% Generated by roxygen2: do not edit by hand
% Please edit documentation in R/dimensional_model_define_fact.R
\name{define_fact}
\alias{define_fact}
\alias{define_fact.dimensional_model}
\title{Define facts in a \code{dimensional_model} object}
\usage{
define_fact(
  st,
  name = NULL,
  measures = NULL,
  agg_functions = NULL,
  nrow_agg = "nrow_agg"
)

\method{define_fact}{dimensional_model}(
  st,
  name = NULL,
  measures = NULL,
  agg_functions = NULL,
  nrow_agg = "nrow_agg"
)
}
\arguments{
\item{st}{A \code{dimensional_model} object.}

\item{name}{A string, name of the fact.}

\item{measures}{A vector of measurement names.}

\item{agg_functions}{A vector of aggregation function names. If none is
indicated, the default is SUM. Additionally they can be MAX or MIN.}

\item{nrow_agg}{A string, measurement name for the number of rows aggregated.}
}
\value{
A \code{dimensional_model} object.
}
\description{
To define facts in a \code{dimensional_model} object, the essential data is a name
and a set of measurements that can be empty (does not have explicit
measurements). Associated with each measurement, an aggregation function is
required, which by default is SUM.
}
\details{
To get a star schema (a \code{star_schema} object) we need a flat table
(implemented through a \code{tibble}) and a \code{dimensional_model} object. The
definition of facts in the \code{dimensional_model} object is made from the flat
table column names. Using the \code{dput} function we can list the column names of
the flat table so that we do not have to type their names.

Associated with each measurement there is an aggregation function that can be
SUM, MAX or MIN. Mean is not considered among the possible aggregation
functions: The reason is that calculating the mean by considering subsets of
data does not necessarily yield the mean of the total data.

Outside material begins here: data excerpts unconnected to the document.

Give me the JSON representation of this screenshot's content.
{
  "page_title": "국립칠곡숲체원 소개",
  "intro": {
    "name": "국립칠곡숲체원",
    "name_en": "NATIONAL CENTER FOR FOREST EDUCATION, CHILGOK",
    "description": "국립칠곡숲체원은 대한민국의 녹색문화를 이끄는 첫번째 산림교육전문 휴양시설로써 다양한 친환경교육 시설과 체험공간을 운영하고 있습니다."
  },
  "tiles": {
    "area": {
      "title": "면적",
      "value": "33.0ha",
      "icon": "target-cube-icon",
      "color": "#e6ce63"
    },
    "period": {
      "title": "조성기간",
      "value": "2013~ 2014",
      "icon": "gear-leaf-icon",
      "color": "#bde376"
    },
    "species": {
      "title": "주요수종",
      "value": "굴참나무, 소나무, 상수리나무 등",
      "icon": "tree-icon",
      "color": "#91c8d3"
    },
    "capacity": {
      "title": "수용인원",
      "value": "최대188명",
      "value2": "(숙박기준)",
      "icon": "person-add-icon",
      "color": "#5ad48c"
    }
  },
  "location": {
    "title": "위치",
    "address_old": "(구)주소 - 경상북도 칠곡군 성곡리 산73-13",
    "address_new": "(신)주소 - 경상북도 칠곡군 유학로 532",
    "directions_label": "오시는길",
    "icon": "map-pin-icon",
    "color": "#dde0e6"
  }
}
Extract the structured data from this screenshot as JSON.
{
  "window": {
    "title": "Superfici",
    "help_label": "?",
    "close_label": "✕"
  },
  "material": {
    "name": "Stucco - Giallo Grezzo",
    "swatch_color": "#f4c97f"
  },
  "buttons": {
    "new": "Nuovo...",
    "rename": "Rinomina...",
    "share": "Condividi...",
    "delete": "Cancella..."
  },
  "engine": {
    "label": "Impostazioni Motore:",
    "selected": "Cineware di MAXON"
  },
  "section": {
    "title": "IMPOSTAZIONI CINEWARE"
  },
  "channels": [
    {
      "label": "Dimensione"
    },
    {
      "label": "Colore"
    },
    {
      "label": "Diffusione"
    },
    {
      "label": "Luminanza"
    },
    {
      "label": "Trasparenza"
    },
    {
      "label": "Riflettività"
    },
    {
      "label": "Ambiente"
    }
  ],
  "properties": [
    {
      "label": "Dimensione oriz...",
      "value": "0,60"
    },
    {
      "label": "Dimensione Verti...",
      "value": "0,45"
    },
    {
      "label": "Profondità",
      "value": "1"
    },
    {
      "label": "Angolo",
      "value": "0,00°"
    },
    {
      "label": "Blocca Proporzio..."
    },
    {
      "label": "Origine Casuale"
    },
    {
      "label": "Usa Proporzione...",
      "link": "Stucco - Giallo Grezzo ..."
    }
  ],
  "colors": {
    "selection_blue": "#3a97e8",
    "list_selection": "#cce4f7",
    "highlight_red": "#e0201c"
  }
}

An additional measurement corresponding to the number of aggregated rows is
always added which, together with SUM, allows us to obtain the mean if
needed.
}
\examples{
library(tidyr)

# dput(colnames(mrs_age))
#
# c(
#   "Reception Year",
#   "Reception Week",
#   "Reception Date",
#   "Data Availability Year",
#   "Data Availability Week",
#   "Data Availability Date",
#   "Year",
#   "WEEK",
#   "Week Ending Date",
#   "REGION",
#   "State",
#   "City",
#   "Age Range",
#   "Deaths"
# )

dm <- dimensional_model() \%>\%
  define_fact(
    name = "mrs_age",
    measures = c("Deaths"),
    agg_functions = c("SUM"),
    nrow_agg = "nrow_agg"
  )

dm <- dimensional_model() \%>\%
  define_fact(
    name = "mrs_age",
    measures = c("Deaths")
  )

dm <- dimensional_model() \%>\%
  define_fact(name = "Factless fact")

}
\seealso{


Other star definition functions: 
\code{\link{define_dimension}()},
\code{\link{dimensional_model}()}
}
\concept{star definition functions}